2) How should I choose target utilization?
Lower targets reduce latency risk. Start near 0.60–0.70 for interactive services and 0.75–0.85 for batch jobs. If throttling or long queues appear, decrease the target or increase headroom.
3) Why reserve physical cores?
Reserved cores protect the host and platform components. They cover kernel work, interrupts, storage, networking, monitoring agents, and control-plane tasks. Without a reserve, application cores can be stolen unexpectedly, causing jitter and timeouts.

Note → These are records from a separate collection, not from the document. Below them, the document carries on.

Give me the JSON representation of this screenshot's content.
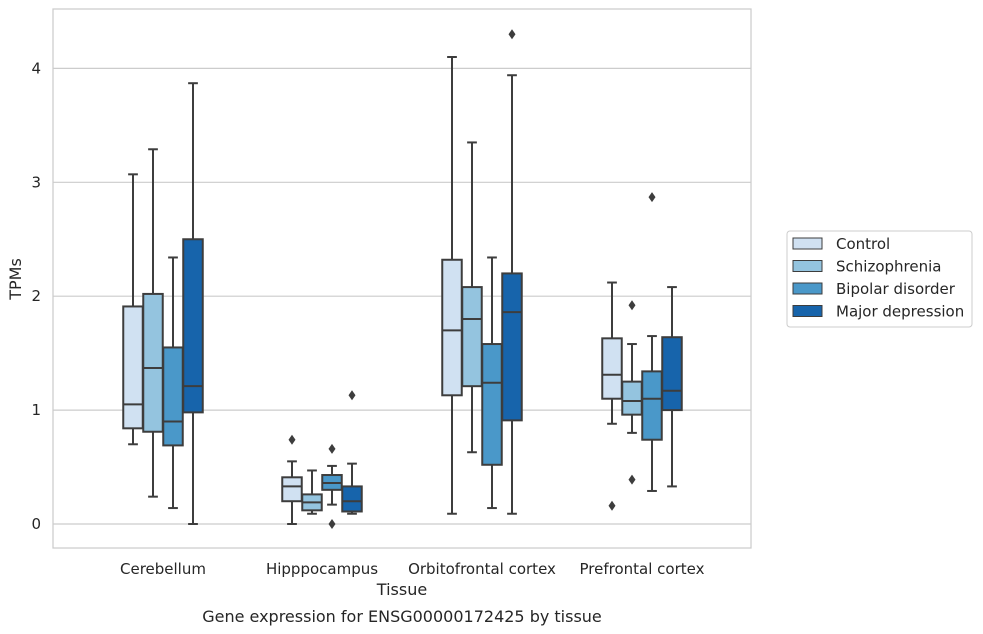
{
  "chart_data": {
    "type": "boxplot",
    "title": "",
    "caption": "Gene expression for ENSG00000172425 by tissue",
    "xlabel": "Tissue",
    "ylabel": "TPMs",
    "ylim": [
      -0.2,
      4.55
    ],
    "yticks": [
      0,
      1,
      2,
      3,
      4
    ],
    "grid": "horizontal",
    "legend_position": "right",
    "categories": [
      "Cerebellum",
      "Hipppocampus",
      "Orbitofrontal cortex",
      "Prefrontal cortex"
    ],
    "series": [
      {
        "name": "Control",
        "color": "#d0e1f2",
        "boxes": [
          {
            "whislo": 0.7,
            "q1": 0.84,
            "med": 1.05,
            "q3": 1.91,
            "whishi": 3.07,
            "fliers": []
          },
          {
            "whislo": 0.0,
            "q1": 0.2,
            "med": 0.33,
            "q3": 0.41,
            "whishi": 0.55,
            "fliers": [
              0.74
            ]
          },
          {
            "whislo": 0.09,
            "q1": 1.13,
            "med": 1.7,
            "q3": 2.32,
            "whishi": 4.1,
            "fliers": []
          },
          {
            "whislo": 0.88,
            "q1": 1.1,
            "med": 1.31,
            "q3": 1.63,
            "whishi": 2.12,
            "fliers": [
              0.16
            ]
          }
        ]
      },
      {
        "name": "Schizophrenia",
        "color": "#94c4df",
        "boxes": [
          {
            "whislo": 0.24,
            "q1": 0.81,
            "med": 1.37,
            "q3": 2.02,
            "whishi": 3.29,
            "fliers": []
          },
          {
            "whislo": 0.09,
            "q1": 0.12,
            "med": 0.19,
            "q3": 0.26,
            "whishi": 0.47,
            "fliers": []
          },
          {
            "whislo": 0.63,
            "q1": 1.21,
            "med": 1.8,
            "q3": 2.08,
            "whishi": 3.35,
            "fliers": []
          },
          {
            "whislo": 0.8,
            "q1": 0.96,
            "med": 1.08,
            "q3": 1.25,
            "whishi": 1.58,
            "fliers": [
              1.92,
              0.39
            ]
          }
        ]
      },
      {
        "name": "Bipolar disorder",
        "color": "#4a98c9",
        "boxes": [
          {
            "whislo": 0.14,
            "q1": 0.69,
            "med": 0.9,
            "q3": 1.55,
            "whishi": 2.34,
            "fliers": []
          },
          {
            "whislo": 0.17,
            "q1": 0.3,
            "med": 0.36,
            "q3": 0.43,
            "whishi": 0.51,
            "fliers": [
              0.66,
              0.0
            ]
          },
          {
            "whislo": 0.14,
            "q1": 0.52,
            "med": 1.24,
            "q3": 1.58,
            "whishi": 2.34,
            "fliers": []
          },
          {
            "whislo": 0.29,
            "q1": 0.74,
            "med": 1.1,
            "q3": 1.34,
            "whishi": 1.65,
            "fliers": [
              2.87
            ]
          }
        ]
      },
      {
        "name": "Major depression",
        "color": "#1764ab",
        "boxes": [
          {
            "whislo": 0.0,
            "q1": 0.98,
            "med": 1.21,
            "q3": 2.5,
            "whishi": 3.87,
            "fliers": []
          },
          {
            "whislo": 0.09,
            "q1": 0.11,
            "med": 0.2,
            "q3": 0.33,
            "whishi": 0.53,
            "fliers": [
              1.13
            ]
          },
          {
            "whislo": 0.09,
            "q1": 0.91,
            "med": 1.86,
            "q3": 2.2,
            "whishi": 3.94,
            "fliers": [
              4.3
            ]
          },
          {
            "whislo": 0.33,
            "q1": 1.0,
            "med": 1.17,
            "q3": 1.64,
            "whishi": 2.08,
            "fliers": []
          }
        ]
      }
    ]
  }
}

4) What is the peak multiplier used for?
Peak multiplier scales baseline demand to account for bursts, deployments, or uneven traffic. Use 1.0 for steady systems, 1.5–2.5 for typical web spikes, and higher values only when you have measured worst‑case surges.
5) How do service weights affect allocation?
Weights split the required logical cores proportionally. If services are 4,2,1, the first receives about 57%, the second 29%, and the third 14%. Use weights to express priority, then map results to requests and limits.
6) Why can’t I download before calculating?
Exports are generated from the most recent calculation stored in your session. Run the calculator once to populate results, then download CSV or PDF. This avoids exporting empty templates and keeps outputs consistent with the scenario shown.